To help teach the skill of abstracting in Math students are given “word puzzles” which ultimately lead to a single “right” answer. The students are required to work out how to put the data from question together correctly the find the solution. These types of problems in Math can lay a poor groundwork for teaching Operations Research and (to some extent) Statistics.
One major issue with these types of questions is that the word puzzle often appears to be put in the context of the “real world” but the problem is really what a colleague calls “applicable math” rather than “applied math”. The distinction he draws is that “applied math” should start from a real problem some industry of business faces. “Applicable math”, on the other hand is the archetypal nail constructed for the particular hammer being taught. The math problem is devised first then some context is imagined to set the problem in the “real world”.
Some examples of “applicable math” I have seen include a BMX rider travelling along a linear path then following a parabola (why!). A farmer wanting to maximise the grass area contained by a fixed amount of fencing (what does he do with the rest of the grass?). A woman (of course!) maximising ‘taste’ when choosing how much ice cream and snack bars to eat for dessert (huh?). No wonder students have trouble abstracting. How can students develop intuition when the problem situations presented are counter-intuitive!
Of course finding a real-world context that exactly fits the math we want to teach is hard. And often these contexts spawn models that are much bigger and more complex than we could use. If math application seems purposeless, the students will see the underlying math as pointless.

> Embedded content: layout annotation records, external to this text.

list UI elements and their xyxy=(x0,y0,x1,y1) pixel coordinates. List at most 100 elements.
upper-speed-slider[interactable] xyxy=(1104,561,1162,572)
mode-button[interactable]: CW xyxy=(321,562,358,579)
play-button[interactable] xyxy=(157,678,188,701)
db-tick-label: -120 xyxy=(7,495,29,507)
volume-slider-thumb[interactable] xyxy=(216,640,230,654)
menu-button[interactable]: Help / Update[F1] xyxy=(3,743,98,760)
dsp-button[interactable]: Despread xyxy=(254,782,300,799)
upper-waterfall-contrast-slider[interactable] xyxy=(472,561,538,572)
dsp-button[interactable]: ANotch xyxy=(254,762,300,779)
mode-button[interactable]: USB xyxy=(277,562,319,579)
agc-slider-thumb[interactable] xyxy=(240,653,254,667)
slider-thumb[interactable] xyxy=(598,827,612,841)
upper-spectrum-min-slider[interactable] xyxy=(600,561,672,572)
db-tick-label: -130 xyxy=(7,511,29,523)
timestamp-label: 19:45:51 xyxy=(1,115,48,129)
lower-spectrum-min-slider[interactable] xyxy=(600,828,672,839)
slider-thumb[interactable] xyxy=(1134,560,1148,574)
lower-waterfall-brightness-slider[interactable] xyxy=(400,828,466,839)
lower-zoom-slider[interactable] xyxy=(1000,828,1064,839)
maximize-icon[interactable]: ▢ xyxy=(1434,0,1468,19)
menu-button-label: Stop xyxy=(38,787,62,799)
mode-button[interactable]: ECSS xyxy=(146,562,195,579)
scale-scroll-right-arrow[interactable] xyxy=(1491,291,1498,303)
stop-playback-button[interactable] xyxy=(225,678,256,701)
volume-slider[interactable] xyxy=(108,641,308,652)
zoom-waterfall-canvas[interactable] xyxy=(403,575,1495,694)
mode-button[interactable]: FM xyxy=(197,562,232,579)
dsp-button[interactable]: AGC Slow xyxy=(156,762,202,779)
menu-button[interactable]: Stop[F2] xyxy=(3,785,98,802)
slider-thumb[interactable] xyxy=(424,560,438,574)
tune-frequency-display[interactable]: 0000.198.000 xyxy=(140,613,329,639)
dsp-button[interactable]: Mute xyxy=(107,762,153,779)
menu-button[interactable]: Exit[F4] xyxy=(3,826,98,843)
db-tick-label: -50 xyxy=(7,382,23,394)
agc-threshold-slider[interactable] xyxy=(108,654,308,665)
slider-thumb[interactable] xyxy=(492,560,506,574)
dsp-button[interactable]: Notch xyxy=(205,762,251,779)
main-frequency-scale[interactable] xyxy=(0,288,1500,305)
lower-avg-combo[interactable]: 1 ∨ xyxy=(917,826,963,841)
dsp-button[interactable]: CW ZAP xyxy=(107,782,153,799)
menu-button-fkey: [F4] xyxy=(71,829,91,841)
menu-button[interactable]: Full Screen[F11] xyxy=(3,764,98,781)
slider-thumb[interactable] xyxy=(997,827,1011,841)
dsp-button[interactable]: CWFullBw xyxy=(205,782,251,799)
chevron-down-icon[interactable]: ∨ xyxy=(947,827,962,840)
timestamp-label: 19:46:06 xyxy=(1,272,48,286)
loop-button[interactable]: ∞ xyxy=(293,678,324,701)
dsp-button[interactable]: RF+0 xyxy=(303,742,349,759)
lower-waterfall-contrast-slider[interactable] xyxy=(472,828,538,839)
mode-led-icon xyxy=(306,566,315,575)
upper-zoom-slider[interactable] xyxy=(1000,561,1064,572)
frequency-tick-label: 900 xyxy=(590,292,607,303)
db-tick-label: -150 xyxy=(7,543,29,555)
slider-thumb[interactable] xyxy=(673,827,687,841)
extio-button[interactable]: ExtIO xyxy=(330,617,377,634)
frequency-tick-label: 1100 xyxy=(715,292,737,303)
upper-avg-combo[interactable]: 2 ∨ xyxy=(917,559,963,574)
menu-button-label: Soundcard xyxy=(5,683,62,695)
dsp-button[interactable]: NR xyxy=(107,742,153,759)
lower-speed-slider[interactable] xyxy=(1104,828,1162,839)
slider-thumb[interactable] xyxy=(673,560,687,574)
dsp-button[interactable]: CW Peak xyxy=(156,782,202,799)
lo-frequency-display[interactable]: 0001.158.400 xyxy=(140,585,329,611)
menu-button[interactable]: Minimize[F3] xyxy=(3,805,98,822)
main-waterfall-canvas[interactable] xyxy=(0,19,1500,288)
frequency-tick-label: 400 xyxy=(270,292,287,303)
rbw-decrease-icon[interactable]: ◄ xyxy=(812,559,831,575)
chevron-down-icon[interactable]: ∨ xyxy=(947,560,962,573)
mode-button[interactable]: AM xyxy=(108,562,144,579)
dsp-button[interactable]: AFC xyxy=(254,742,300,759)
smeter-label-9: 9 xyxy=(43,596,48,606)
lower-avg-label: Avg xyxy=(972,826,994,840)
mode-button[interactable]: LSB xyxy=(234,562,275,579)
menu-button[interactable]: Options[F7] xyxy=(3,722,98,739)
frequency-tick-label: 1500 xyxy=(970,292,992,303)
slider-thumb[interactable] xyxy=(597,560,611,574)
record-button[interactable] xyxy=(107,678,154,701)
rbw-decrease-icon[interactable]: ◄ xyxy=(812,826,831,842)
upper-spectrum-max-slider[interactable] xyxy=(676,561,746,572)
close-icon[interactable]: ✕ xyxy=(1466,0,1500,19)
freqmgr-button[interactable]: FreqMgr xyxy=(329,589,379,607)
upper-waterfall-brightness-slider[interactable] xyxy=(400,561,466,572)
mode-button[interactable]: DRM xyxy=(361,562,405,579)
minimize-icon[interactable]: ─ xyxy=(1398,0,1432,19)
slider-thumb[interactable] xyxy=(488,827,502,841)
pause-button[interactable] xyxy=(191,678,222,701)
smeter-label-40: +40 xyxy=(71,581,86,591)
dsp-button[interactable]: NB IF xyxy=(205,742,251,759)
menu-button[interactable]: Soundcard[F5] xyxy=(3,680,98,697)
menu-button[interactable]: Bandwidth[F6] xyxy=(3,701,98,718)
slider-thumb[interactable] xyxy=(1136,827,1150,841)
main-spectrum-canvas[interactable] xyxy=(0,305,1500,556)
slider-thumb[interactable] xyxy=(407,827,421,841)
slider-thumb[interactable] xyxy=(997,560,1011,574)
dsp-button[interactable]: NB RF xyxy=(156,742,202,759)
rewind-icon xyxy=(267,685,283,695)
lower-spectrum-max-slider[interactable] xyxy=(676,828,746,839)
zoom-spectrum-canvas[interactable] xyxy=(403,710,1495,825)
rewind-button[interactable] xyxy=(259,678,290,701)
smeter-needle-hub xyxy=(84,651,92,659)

In statistics students might be expected to apply a line fitting or regression to six data points collected from friends comparing their height with their shoe size. I have no problem with illustrating techniques on small data sets or with small examples – but don’t pretend anyone would do this in practice, or that the results will have meaning. Better to collect enough data to enable the results to have some validity, select a small subset of data to illustrate the underlying math, then show results for the full sample. (And whatever you do, don’t claim that height causes shoe size – we all know its the other way around!)
Dr Shane Dye – Guest Blogger
5 Comments
I recall a ridiculous example of inappropriate-applicable-math coming from a “write an equation for the tangent line” problem in an intro calculus textbook. The trouble is the word problem narrative had a spaceship was travelling along the path described by a cubic polynomial, with the tangent line was supposed to be the path followed by an object tossed overboard at one moment. Such an object would go on a tangent line, all right, but what spacecraft would fly a cubic polynomial path?
Another was from an old probability-and-statistics book which presented a question about given the probability of a transistor failing of (something not very near zero), what was the chance of at least two out of the five transistors in a radio failing … which certainly made sense in the original context, when it was unquestionably about the probability of vacuum tubes failing. (A five-tube design was common enough for radios to be credible, and their failure rate was high enough for this to make sense as a binomial distribution problem.)
What irks me most about these types of examples is that the underlying concept or analysis has appropriate interesting and realisitic examples that could be used. How many students do we turn off by perpetuating such examples?
Or am I being too harsh? Many of us clearly see past them and persist.
The other big danger here is that when we pose unrealistic story problems, we teach students not to bother sanity-checking their work – which is one of the most powerful quality checks around.
[…] colleague wrote a guest post about “applicable mathematics” which he separates from “applied mathematics”. Applicable maths appears when teachers make up […]
I remember one problem in which the protagonist’s spa bath was heating at an exponentially increasing rate, and we were asked to figure out how long it would take to reach his preferred temperature.
I can think of one or two rather contrived scenarios where that could happen, but all of them would lead to me running for the hills as fast as possible.